RATES: The seven-day weighted average interbank repo rate for depository institutions (DR007) decreased to 2.1600% from the close of 2.2087% on Tuesday, Wind Information showed. The overnight repo average fell to 1.7802% from the previous 1.7994%.

YUAN: The currency strengthened to 6.4847 against the dollar from 6.4860 on Tuesday. The PBOC set the dollar-yuan central parity rate lower at 6.4853, compared with the 6.4924 set on Tuesday.

BONDS: The yield on the 10-year China Government Bond was last at 3.1900%, down from Tuesday's close of 3.1975%, according to Wind Information.

STOCKS: The Shanghai Composite Index rose 0.42% at 3,457.07, while the CSI300 index gained 0.56% to 5,119.24. Hang Seng Index edged up 0.45% to 29,071.34.

FROM THE PRESS: The Chinese yuan may fluctuate in both directions after gaining nearly 1,000 bps against the U.S. dollar in the past month as market views on the dollar index diverge, the China Securities Journal reported.

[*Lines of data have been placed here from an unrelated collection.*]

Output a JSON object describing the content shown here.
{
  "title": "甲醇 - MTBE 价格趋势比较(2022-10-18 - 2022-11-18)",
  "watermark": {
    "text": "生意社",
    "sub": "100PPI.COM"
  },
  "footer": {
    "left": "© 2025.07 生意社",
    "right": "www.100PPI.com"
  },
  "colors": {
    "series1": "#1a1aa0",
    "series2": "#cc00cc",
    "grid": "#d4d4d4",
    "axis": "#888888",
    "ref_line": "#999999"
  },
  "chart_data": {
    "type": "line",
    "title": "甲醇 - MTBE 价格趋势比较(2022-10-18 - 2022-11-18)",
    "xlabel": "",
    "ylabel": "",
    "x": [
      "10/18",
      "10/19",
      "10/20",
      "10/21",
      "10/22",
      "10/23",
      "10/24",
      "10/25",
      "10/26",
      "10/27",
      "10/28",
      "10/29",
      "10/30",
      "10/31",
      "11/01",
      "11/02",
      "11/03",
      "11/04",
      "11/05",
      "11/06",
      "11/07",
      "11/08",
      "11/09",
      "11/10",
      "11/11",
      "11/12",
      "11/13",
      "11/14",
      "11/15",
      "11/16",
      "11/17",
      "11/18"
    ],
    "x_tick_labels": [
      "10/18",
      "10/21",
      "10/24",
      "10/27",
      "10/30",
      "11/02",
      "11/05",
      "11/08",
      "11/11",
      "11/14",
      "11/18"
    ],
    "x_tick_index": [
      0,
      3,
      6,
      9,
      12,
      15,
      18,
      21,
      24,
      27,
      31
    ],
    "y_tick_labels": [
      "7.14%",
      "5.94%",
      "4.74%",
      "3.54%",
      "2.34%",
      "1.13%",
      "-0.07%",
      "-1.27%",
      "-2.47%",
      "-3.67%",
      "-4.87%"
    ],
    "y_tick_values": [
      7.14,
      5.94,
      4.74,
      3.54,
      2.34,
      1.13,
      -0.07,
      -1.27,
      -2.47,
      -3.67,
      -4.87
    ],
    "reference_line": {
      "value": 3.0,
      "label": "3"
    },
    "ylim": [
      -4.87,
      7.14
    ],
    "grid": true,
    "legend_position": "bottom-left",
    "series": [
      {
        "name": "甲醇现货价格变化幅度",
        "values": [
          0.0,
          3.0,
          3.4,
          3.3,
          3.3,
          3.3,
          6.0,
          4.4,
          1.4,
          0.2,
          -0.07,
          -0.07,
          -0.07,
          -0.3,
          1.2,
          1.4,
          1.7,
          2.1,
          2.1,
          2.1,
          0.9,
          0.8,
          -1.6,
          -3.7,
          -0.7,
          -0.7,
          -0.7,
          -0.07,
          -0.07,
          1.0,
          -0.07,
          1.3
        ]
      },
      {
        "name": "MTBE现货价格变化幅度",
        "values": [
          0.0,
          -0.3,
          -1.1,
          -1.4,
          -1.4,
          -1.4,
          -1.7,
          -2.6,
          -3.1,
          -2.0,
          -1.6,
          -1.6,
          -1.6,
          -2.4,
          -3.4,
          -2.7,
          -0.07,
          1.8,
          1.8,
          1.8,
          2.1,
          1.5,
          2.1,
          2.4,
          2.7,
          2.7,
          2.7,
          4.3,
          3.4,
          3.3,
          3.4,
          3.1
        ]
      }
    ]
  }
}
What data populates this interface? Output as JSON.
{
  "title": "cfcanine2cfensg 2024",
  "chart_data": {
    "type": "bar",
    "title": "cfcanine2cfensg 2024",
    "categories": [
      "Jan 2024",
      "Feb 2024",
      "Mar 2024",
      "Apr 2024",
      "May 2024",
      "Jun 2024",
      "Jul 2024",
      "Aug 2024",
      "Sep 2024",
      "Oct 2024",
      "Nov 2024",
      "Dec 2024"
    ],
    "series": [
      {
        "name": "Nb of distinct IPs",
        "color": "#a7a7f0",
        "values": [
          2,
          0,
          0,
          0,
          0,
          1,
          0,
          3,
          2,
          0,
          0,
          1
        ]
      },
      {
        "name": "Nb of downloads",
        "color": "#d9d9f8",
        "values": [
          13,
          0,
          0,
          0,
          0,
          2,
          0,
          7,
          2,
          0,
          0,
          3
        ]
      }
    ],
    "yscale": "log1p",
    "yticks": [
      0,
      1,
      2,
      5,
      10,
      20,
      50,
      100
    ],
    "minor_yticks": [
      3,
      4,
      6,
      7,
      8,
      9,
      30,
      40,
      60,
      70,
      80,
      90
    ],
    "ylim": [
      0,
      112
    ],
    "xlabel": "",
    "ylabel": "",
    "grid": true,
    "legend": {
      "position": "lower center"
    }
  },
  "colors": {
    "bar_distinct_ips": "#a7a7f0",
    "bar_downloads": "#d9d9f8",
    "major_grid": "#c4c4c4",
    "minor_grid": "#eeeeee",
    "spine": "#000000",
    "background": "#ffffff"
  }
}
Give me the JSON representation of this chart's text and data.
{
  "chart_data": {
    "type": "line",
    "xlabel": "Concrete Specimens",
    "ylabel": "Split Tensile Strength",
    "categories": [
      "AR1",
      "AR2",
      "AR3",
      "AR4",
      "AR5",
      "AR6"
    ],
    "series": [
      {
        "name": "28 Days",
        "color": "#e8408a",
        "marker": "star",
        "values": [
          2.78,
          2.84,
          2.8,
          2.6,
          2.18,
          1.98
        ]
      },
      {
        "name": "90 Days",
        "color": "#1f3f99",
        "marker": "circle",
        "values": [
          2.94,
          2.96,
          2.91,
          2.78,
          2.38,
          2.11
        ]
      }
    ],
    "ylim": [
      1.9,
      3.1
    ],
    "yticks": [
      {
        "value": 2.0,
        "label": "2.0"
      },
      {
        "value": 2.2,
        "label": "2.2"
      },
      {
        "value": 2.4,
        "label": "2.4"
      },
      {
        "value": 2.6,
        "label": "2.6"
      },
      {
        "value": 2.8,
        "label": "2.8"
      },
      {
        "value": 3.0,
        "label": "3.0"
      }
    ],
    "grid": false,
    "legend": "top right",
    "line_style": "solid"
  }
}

Some observers see the dollar index weakening as supporting factors such as U.S. bond yield gains and the short-term impact of fiscal stimulus fade, while some believe the dollar will strengthen from mid-Q2 as the U.S. economic recovery outpaces Europe and Japan, the newspaper said. The yuan may still be supported by China's steady recovery and booming exports as overseas supply could still be interrupted by the resurgence of Covid-19, the Journal said.

The number of people travelling in China during the May 1-5 Labor Day holiday may reach a record 250 million, as hotel, airline and scenic site bookings have significantly exceeded the same period in 2019, Caixin reported citing data from the Ministry of Public Security. The online booking of plane tickets increased by 20-30% relative to 2019, before the pandemic, said Caixin. Long-distance travel has surged as pandemic restrictions have been lifted and organized tours promoted, Caixin said.

China's top banking regulator intends to guide banks to portion more loans, particularly long-term lending, to manufacturers, the Shanghai Securities News reported citing the China Banking and Insurance Regulatory Commission. The CBIRC also encourages banks to negotiate independently with small manufacturers to extend their loan repayment period. National commercial banks are encouraged to write off non-performing loans in the manufacturing sector, the newspaper said.